There are many potential influencers that affect running economy: weight, air resistance, muscle fibre type, nutrient metabolism to name a few. However, the period when the foot is in contact with the ground is the phase of running when almost all energy is expended, and also what is measureable with RunScribe, so that will be the focus of this article.

  • Contact time: The data on contact time (the length of time the foot is on the floor) are contradictory: some studies claim that shorter contact times lead to better economy, whilst others (including studies on other animal species) report that longer contact times produce better economy. A study of 14 sub-elite distance runners showed that economy improved as contact time got longer, and that mid-foot striking led to better economy than rear-foot, but also a produced a shorter contact time, which countered the benefits.  In contrast a Finnish study of 25 runners found that shorter ground contact time was the only variable that predicted better running economy.  In our own work we have seen mixed results, with shorter contact times predicting better economy in women, and no effect in men.  As both traditional resistance-based strength training and plyometric training have been shown to improve economy, probably by improving the ability to generate force quickly, reducing contact time by strength training is an approach that may be worth exploring.
  • Foot contact type: There has been a lot of recent publicity about barefoot and minimalist footwear, with suggestions that it leads to a more natural and efficient gait.  The actual data do not support this – in one study a group of 12 runners were given 8 weeks of gait retraining to use minimalist footwear. At the start of the training period 75% of participants ran with a rear-foot-strike when in conventional shoes, this reduced to 50% after training, but there was no change in running economy for the group.  Another study of 15 trained barefoot runners showed that there was no difference in economy between rear-foot and fore-foot striking.
  • Shoe type: In the first study mentioned above, there was a 2.7% improvement in running economy whilst wearing the minimalist shoes, in the second study there was a 2.4% improvement for forefoot running and a 3.3% reduction for rear-foot striking in minimalist shoe.  This is likely due to two effects, the lower mass of the shoes (see next section) and the fact that more elastic energy may be stored in the Achilles tendon and foot arches.  It should be noted that transitioning to minimalist shoes should be attempted cautiously to avoid injury.
  • Shoe mass and cushioning: Studies report a 1% decrease in running economy for every 100g extra shoe mass, so lower-mass shoes should help running economy, provided that there is sufficient cushioning – the cushioning hypothesis suggests that insufficient shoe cushioning requires the body to generate cushioning, with a consequent cost loss of economy.  In one study, well cushioned shoes improved economy by up to 2.8% over stiffer shoes of the same weight. In another study, it was found that 10mm of surface cushioning was better for running economy that no cushioning or 20mm of cushioning.
  • Cadence: Most runners naturally run at a cadence (frequency) that is close to optimal, and if this is changed to a mathematical optimal cadence, there is unlikely to be a significant change in running economy.  However, the same does not apply to novice runners, who typically run at too low a cadence, and may benefit from increasing their stride rate.

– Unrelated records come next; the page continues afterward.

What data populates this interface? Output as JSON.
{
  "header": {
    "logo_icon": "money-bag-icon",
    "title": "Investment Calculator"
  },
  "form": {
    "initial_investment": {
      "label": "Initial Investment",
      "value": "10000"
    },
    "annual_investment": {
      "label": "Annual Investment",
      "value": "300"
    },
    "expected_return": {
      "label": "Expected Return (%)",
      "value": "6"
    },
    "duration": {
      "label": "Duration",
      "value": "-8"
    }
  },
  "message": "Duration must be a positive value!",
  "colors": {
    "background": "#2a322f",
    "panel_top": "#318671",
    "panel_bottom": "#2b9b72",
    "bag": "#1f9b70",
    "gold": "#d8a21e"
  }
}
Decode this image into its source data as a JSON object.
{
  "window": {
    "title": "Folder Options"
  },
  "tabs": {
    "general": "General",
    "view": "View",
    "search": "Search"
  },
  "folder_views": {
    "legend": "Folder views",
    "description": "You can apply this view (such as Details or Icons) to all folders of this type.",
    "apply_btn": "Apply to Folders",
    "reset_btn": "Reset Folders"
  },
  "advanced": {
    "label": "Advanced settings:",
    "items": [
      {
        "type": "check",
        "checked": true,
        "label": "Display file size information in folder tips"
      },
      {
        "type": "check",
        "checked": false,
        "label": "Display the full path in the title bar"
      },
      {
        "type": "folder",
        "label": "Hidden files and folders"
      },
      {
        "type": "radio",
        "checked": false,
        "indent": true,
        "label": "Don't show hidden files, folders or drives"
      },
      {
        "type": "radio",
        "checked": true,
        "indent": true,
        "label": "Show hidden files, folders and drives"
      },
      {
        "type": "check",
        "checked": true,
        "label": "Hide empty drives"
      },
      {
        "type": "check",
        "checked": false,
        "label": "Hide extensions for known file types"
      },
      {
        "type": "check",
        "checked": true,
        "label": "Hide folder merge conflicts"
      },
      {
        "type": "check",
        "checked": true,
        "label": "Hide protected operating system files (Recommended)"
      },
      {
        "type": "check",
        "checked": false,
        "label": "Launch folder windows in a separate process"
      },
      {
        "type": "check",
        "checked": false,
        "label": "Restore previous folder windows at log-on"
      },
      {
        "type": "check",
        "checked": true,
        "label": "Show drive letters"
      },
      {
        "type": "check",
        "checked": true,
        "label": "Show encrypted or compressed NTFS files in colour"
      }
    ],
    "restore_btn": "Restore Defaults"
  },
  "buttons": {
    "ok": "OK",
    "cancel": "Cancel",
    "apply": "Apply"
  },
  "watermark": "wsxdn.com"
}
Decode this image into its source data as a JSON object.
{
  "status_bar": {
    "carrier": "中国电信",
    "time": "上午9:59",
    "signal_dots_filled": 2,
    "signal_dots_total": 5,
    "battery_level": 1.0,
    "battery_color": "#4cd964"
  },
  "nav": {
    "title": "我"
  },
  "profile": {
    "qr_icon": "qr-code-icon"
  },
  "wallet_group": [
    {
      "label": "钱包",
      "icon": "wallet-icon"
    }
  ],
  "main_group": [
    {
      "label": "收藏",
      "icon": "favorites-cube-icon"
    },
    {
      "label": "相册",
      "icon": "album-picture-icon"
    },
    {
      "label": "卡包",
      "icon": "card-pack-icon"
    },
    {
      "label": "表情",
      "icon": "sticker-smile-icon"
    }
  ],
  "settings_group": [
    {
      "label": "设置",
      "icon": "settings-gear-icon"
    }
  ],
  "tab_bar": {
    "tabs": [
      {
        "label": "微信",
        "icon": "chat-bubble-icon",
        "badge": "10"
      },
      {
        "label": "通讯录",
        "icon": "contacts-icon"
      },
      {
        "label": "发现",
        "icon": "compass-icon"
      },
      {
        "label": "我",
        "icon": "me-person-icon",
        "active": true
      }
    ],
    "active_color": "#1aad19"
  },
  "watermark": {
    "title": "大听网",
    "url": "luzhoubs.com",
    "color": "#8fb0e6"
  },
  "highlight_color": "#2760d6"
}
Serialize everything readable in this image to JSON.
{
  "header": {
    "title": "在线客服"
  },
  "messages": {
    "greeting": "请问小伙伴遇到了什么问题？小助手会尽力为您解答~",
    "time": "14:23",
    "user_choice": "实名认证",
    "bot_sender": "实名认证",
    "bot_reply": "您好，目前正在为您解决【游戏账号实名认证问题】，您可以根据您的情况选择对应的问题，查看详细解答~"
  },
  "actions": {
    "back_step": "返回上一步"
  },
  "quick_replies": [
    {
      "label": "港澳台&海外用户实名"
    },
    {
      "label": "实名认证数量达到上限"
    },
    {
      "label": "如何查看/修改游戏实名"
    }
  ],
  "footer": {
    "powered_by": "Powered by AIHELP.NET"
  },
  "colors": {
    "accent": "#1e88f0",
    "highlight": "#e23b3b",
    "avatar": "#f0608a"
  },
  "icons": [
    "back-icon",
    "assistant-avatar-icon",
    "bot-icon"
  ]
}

This has been a brief look at only a few of the factors that can affect running economy, it is clear that there is no one factor that is clearly associated with improved economy for all runners.  The reasons for this may be due to the huge variation in running styles, body size and muscle type between runners.  In order to improve economy, runners should personally experiment with these and other modifiable factors, using tools such as RunScribe to quantify changes and noting any positive or negative effects on running economy.

Dr. Ben Heller is a principal research fellow in the Centre for Sports Engineering Research (CSER) at Sheffield Hallam University where he works in rehabilitation and measurement and analysis of information for sports applications.